I'm familiar with using the Calculus of variations to find the condition for which first order variations of a functional wrt a function are zero:
We start with a functional $J[x]= \int_{t_f}^{t_i}L(x(t),\dot x(t),t)dt$, where $t_i, t_f$ are constants and $\dot x(t)= dx/dt$
If $J[f]$ is stationary at $f$, we add to $f$ another continuous function $\epsilon\eta(t)$ where $\eta(t)$ is arbitrary and $\epsilon$ is a positive number
For any small number $\epsilon$ close to 0, the first order variation of the functional is zero around $f$, giving the Euler-Lagrange equations as the necessary condition.

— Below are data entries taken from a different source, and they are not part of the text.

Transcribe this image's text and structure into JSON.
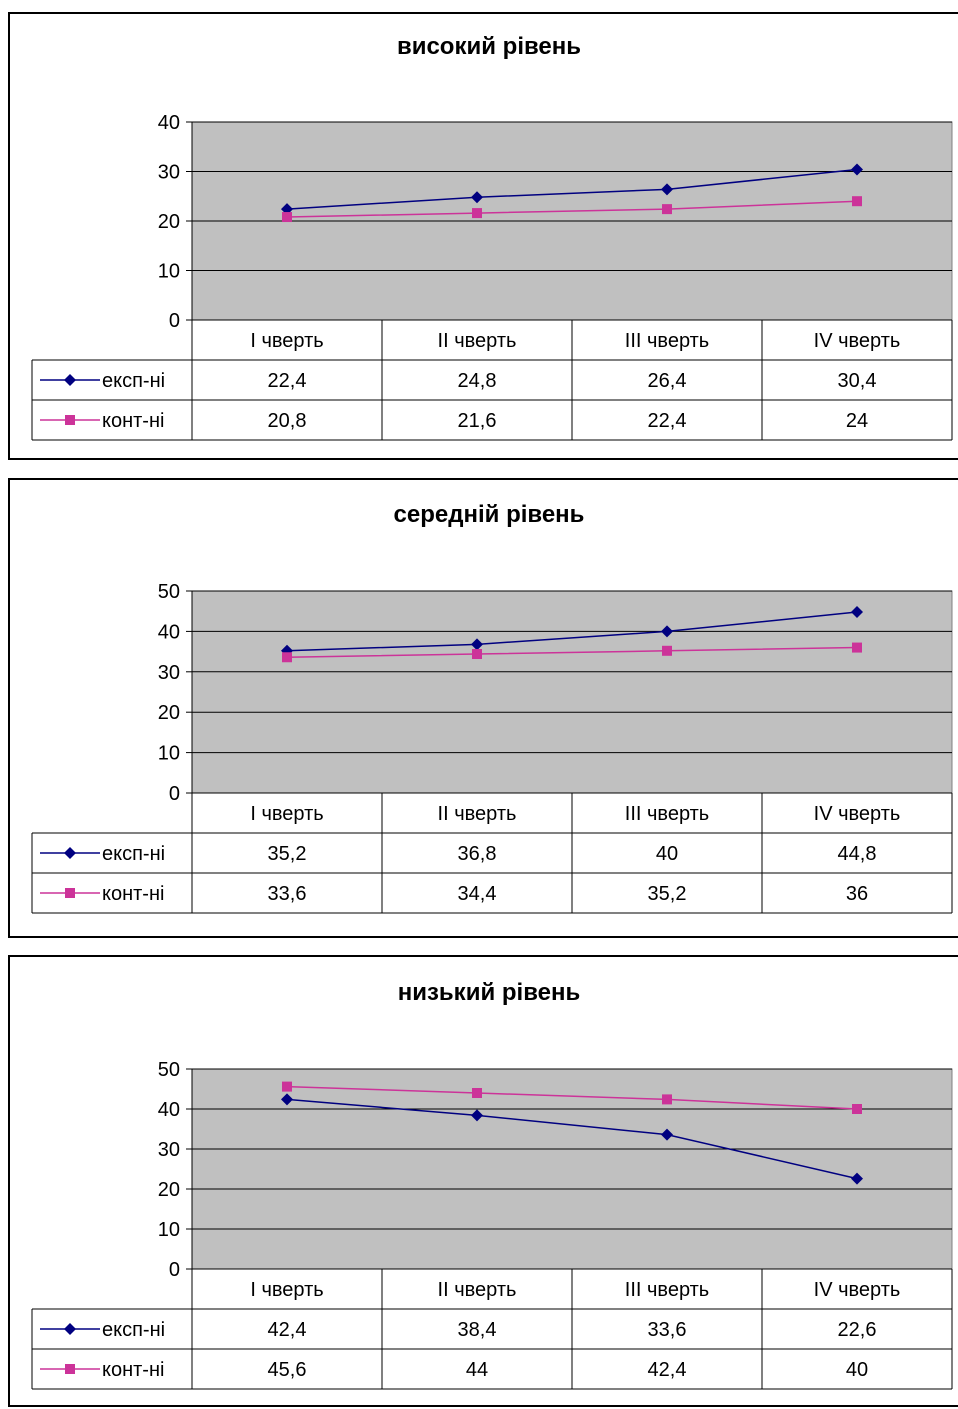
{
  "chart_data": [
    {
      "type": "line",
      "title": "високий рівень",
      "categories": [
        "I чверть",
        "II чверть",
        "III чверть",
        "IV чверть"
      ],
      "ylim": [
        0,
        40
      ],
      "yticks": [
        0,
        10,
        20,
        30,
        40
      ],
      "grid": true,
      "plot_background": "#c0c0c0",
      "legend": "data-table",
      "series": [
        {
          "name": "експ-ні",
          "values": [
            22.4,
            24.8,
            26.4,
            30.4
          ],
          "labels": [
            "22,4",
            "24,8",
            "26,4",
            "30,4"
          ],
          "color": "#000080",
          "marker": "diamond"
        },
        {
          "name": "конт-ні",
          "values": [
            20.8,
            21.6,
            22.4,
            24
          ],
          "labels": [
            "20,8",
            "21,6",
            "22,4",
            "24"
          ],
          "color": "#cc3399",
          "marker": "square"
        }
      ]
    },
    {
      "type": "line",
      "title": "середній рівень",
      "categories": [
        "I чверть",
        "II чверть",
        "III чверть",
        "IV чверть"
      ],
      "ylim": [
        0,
        50
      ],
      "yticks": [
        0,
        10,
        20,
        30,
        40,
        50
      ],
      "grid": true,
      "plot_background": "#c0c0c0",
      "legend": "data-table",
      "series": [
        {
          "name": "експ-ні",
          "values": [
            35.2,
            36.8,
            40,
            44.8
          ],
          "labels": [
            "35,2",
            "36,8",
            "40",
            "44,8"
          ],
          "color": "#000080",
          "marker": "diamond"
        },
        {
          "name": "конт-ні",
          "values": [
            33.6,
            34.4,
            35.2,
            36
          ],
          "labels": [
            "33,6",
            "34,4",
            "35,2",
            "36"
          ],
          "color": "#cc3399",
          "marker": "square"
        }
      ]
    },
    {
      "type": "line",
      "title": "низький рівень",
      "categories": [
        "I чверть",
        "II чверть",
        "III чверть",
        "IV чверть"
      ],
      "ylim": [
        0,
        50
      ],
      "yticks": [
        0,
        10,
        20,
        30,
        40,
        50
      ],
      "grid": true,
      "plot_background": "#c0c0c0",
      "legend": "data-table",
      "series": [
        {
          "name": "експ-ні",
          "values": [
            42.4,
            38.4,
            33.6,
            22.6
          ],
          "labels": [
            "42,4",
            "38,4",
            "33,6",
            "22,6"
          ],
          "color": "#000080",
          "marker": "diamond"
        },
        {
          "name": "конт-ні",
          "values": [
            45.6,
            44,
            42.4,
            40
          ],
          "labels": [
            "45,6",
            "44",
            "42,4",
            "40"
          ],
          "color": "#cc3399",
          "marker": "square"
        }
      ]
    }
  ]
}
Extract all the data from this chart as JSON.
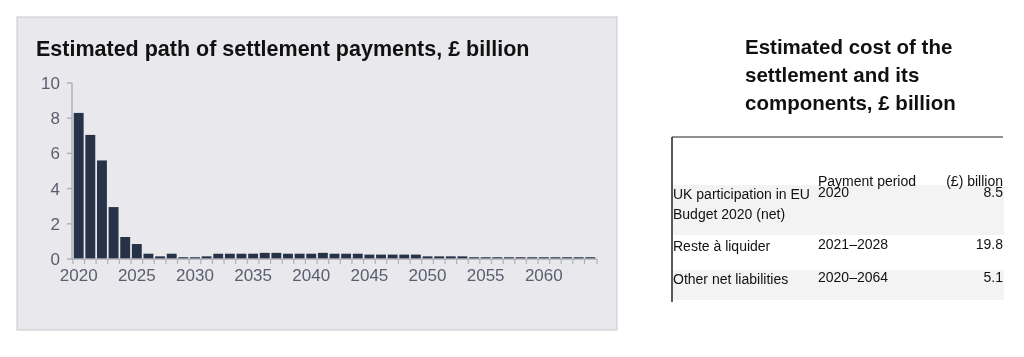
{
  "chart_data": [
    {
      "type": "bar",
      "title": "Estimated path of settlement payments, £ billion",
      "categories": [
        "2020",
        null,
        null,
        null,
        null,
        "2025",
        null,
        null,
        null,
        null,
        "2030",
        null,
        null,
        null,
        null,
        "2035",
        null,
        null,
        null,
        null,
        "2040",
        null,
        null,
        null,
        null,
        "2045",
        null,
        null,
        null,
        null,
        "2050",
        null,
        null,
        null,
        null,
        "2055",
        null,
        null,
        null,
        null,
        "2060",
        null,
        null,
        null,
        null
      ],
      "values": [
        8.3,
        7.05,
        5.6,
        2.95,
        1.25,
        0.85,
        0.3,
        0.15,
        0.3,
        0.1,
        0.1,
        0.15,
        0.3,
        0.3,
        0.3,
        0.3,
        0.35,
        0.35,
        0.3,
        0.3,
        0.3,
        0.35,
        0.3,
        0.3,
        0.3,
        0.25,
        0.25,
        0.25,
        0.25,
        0.25,
        0.15,
        0.15,
        0.15,
        0.15,
        0.1,
        0.1,
        0.1,
        0.1,
        0.1,
        0.1,
        0.1,
        0.1,
        0.1,
        0.1,
        0.1
      ],
      "color": "#263248",
      "ylim": [
        0,
        10
      ],
      "yticks": [
        0,
        2,
        4,
        6,
        8,
        10
      ],
      "grid": false
    },
    {
      "type": "other",
      "title": "Estimated cost of the settlement and its components, £ billion",
      "categories": [
        "UK participation in EU Budget 2020 (net)",
        "Reste à liquider",
        "Other net liabilities"
      ],
      "values": [
        8.5,
        19.8,
        5.1
      ],
      "data_labels": true,
      "annotations": [
        "Payment period",
        "(£) billion",
        "2020",
        "2021–2028",
        "2020–2064"
      ]
    }
  ]
}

If $\delta(t)$ is what physicists/engineers call the Dirac-Delta function, even though mathematicians wouldn't define it as a function:
Can the above procedure be applied to $\delta(t-t_0)$ variations of f at $t = t_0$ to again yield the Euler-Lagrange equations?
I've had a go by adding $\epsilon\delta(t-t_0)$ to $f$ as the variation, getting the differential of $L$ in terms of the usual partial derivatives and differentials of the independent variables. But the differential of $x$, for example, then becomes $dx = \epsilon\delta(t-t_o)$ which appears to be infinite for any $\epsilon$, making my expression for $dL$ nonsense.
Again, according to an answer given on PSE that motivated me to ask my question here, the change in $L$ to an $\epsilon\delta(t-t_0)$ variation in $\dot x$ is:
$$dL= {\partial L \over \partial \dot{x_1}} \delta \dot{x_1} = {\partial L \over \partial \dot{x_1}}\epsilon\delta(t-t_0)$$
Is this correct?